Department of Radiology, The University of Chicago, 5841 South Maryland Avenue, MC2026, Chicago, Illinois 60637, USA.
Med Phys. 2009 Oct;36(10):4810-8. doi: 10.1118/1.3213517.
The purpose of this study was to investigate the effect of a noise injection method on the "overfitting" problem of artificial neural networks (ANNs) in two-class classification tasks. The authors compared ANNs trained with noise injection to ANNs trained with two other methods for avoiding overfitting: weight decay and early stopping. They also evaluated an automatic algorithm for selecting the magnitude of the noise injection. They performed simulation studies of an exclusive-or classification task with training datasets of 50, 100, and 200 cases (half normal and half abnormal) and an independent testing dataset of 2000 cases. They also compared the methods using a breast ultrasound dataset of 1126 cases. For simulated training datasets of 50 cases, the area under the receiver operating characteristic curve (AUC) was greater (by 0.03) when training with noise injection than when training without any regularization, and the improvement was greater than those from weight decay and early stopping (both of 0.02). For training datasets of 100 cases, noise injection and weight decay yielded similar increases in the AUC (0.02), whereas early stopping produced a smaller increase (0.01). For training datasets of 200 cases, the increases in the AUC were negligibly small for all methods (0.005). For the ultrasound dataset, noise injection had a greater average AUC than ANNs trained without regularization and a slightly greater average AUC than ANNs trained with weight decay. These results indicate that training ANNs with noise injection can reduce overfitting to a greater degree than early stopping and to a similar degree as weight decay.

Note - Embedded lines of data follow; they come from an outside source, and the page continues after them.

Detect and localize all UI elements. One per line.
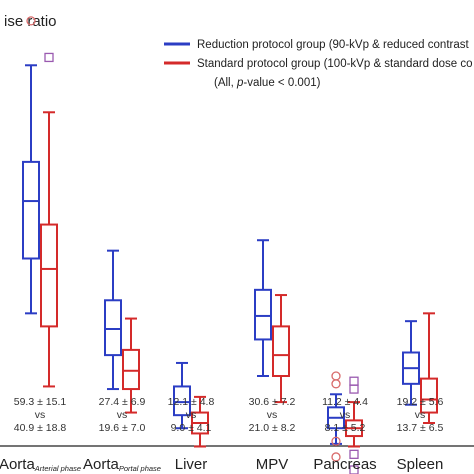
box-reduction-3 — [173, 361, 191, 430]
iqr-box — [173, 385, 191, 417]
stat-standard-3: 9.0 ± 4.1 — [171, 422, 212, 434]
box-standard-1 — [40, 52, 58, 388]
stat-standard-1: 40.9 ± 18.8 — [14, 422, 67, 434]
box-reduction-5 — [327, 371, 345, 462]
outlier-square — [349, 465, 359, 474]
stat-standard-6: 13.7 ± 6.5 — [397, 422, 444, 434]
stat-reduction-1: 59.3 ± 15.1 — [14, 396, 67, 408]
iqr-box — [22, 160, 40, 260]
x-tick-label-2: AortaPortal phase — [83, 456, 161, 473]
outlier-square — [349, 449, 359, 459]
box-reduction-2 — [104, 249, 122, 391]
stat-standard-2: 19.6 ± 7.0 — [99, 422, 146, 434]
outlier-circle — [26, 16, 36, 26]
stat-reduction-6: 19.2 ± 5.6 — [397, 396, 444, 408]
x-tick-label-subscript: Arterial phase — [34, 464, 81, 473]
legend: Reduction protocol group (90-kVp & reduc… — [164, 39, 473, 89]
outlier-square — [44, 52, 54, 63]
stat-vs-3: vs — [186, 409, 197, 421]
box-reduction-6 — [402, 320, 420, 406]
x-tick-label-5: Pancreas — [313, 456, 376, 473]
legend-note-prefix: (All, — [214, 77, 237, 89]
stat-vs-6: vs — [415, 409, 426, 421]
stat-reduction-2: 27.4 ± 6.9 — [99, 396, 146, 408]
outlier-circle — [331, 379, 341, 389]
outlier-circle — [331, 371, 341, 381]
legend-note-italic: p — [236, 77, 244, 89]
x-tick-label-main: Aorta — [0, 456, 35, 473]
box-standard-4 — [272, 294, 290, 404]
x-tick-label-subscript: Portal phase — [119, 464, 161, 473]
x-tick-label-main: Liver — [175, 456, 208, 473]
box-standard-6 — [420, 312, 438, 424]
stat-reduction-3: 12.1 ± 4.8 — [168, 396, 215, 408]
x-tick-labels: AortaArterial phase AortaPortal phase Live… — [0, 456, 443, 473]
stat-standard-4: 21.0 ± 8.2 — [249, 422, 296, 434]
x-tick-label-main: Pancreas — [313, 456, 376, 473]
x-tick-label-4: MPV — [256, 456, 289, 473]
box-reduction-4 — [254, 239, 272, 377]
legend-note-suffix: -value < 0.001) — [243, 77, 320, 89]
outlier-square — [349, 384, 359, 394]
iqr-box — [254, 288, 272, 341]
legend-label-standard: Standard protocol group (100-kVp & stand… — [197, 58, 473, 70]
stat-reduction-5: 11.2 ± 4.4 — [322, 396, 368, 408]
iqr-box — [104, 299, 122, 357]
iqr-box — [420, 377, 438, 414]
iqr-box — [272, 325, 290, 377]
box-standard-2 — [122, 317, 140, 414]
iqr-box — [122, 348, 140, 391]
chart-title: ise ratio — [4, 13, 57, 30]
x-tick-label-1: AortaArterial phase — [0, 456, 81, 473]
stat-vs-2: vs — [117, 409, 128, 421]
stat-vs-5: vs — [340, 409, 351, 421]
box-standard-5 — [345, 376, 363, 474]
iqr-box — [40, 223, 58, 328]
stat-vs-1: vs — [35, 409, 46, 421]
outlier-circle — [331, 436, 341, 446]
legend-note: (All, p-value < 0.001) — [214, 77, 321, 89]
x-tick-label-main: Aorta — [83, 456, 120, 473]
stat-standard-5: 8.1 ± 5.2 — [325, 422, 366, 434]
x-tick-label-main: Spleen — [397, 456, 444, 473]
stat-reduction-4: 30.6 ± 7.2 — [249, 396, 296, 408]
x-tick-label-3: Liver — [175, 456, 208, 473]
x-tick-label-main: MPV — [256, 456, 289, 473]
x-tick-label-6: Spleen — [397, 456, 444, 473]
box-standard-3 — [191, 395, 209, 448]
outlier-square — [349, 376, 359, 386]
stat-vs-4: vs — [267, 409, 278, 421]
legend-label-reduction: Reduction protocol group (90-kVp & reduc… — [197, 39, 469, 51]
outlier-circle — [331, 452, 341, 462]
box-reduction-1 — [22, 16, 40, 315]
boxes-layer — [22, 16, 438, 474]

本研究旨在探讨在二类分类任务中,噪声注入方法对人工神经网络(ANNs)“过拟合”问题的影响。作者将经过噪声注入训练的 ANN 与另外两种避免过拟合的方法(权值衰减和提前停止)训练的 ANN 进行了比较。他们还评估了一种自动算法,用于选择噪声注入的幅度。他们对异或分类任务进行了模拟研究,使用了 50、100 和 200 个案例(一半正常,一半异常)的训练数据集和 2000 个案例的独立测试数据集。他们还使用了 1126 个案例的乳腺超声数据集比较了这些方法。对于 50 个案例的模拟训练数据集,与不进行任何正则化的训练相比,经过噪声注入训练的接收者操作特性曲线(AUC)下面积(增加了 0.03)更大,并且改善程度大于权值衰减和提前停止(均为 0.02)。对于 100 个案例的训练数据集,噪声注入和权值衰减产生的 AUC 增加相似(0.02),而提前停止产生的增加较小(0.01)。对于 200 个案例的训练数据集,所有方法的 AUC 增加都可以忽略不计(0.005)。对于超声数据集,与未经正则化训练的 ANN 相比,噪声注入的平均 AUC 更大,与权值衰减训练的 ANN 相比,平均 AUC 略高。这些结果表明,与提前停止相比,用噪声注入训练 ANN 可以在更大程度上减少过拟合,与权值衰减的程度相似。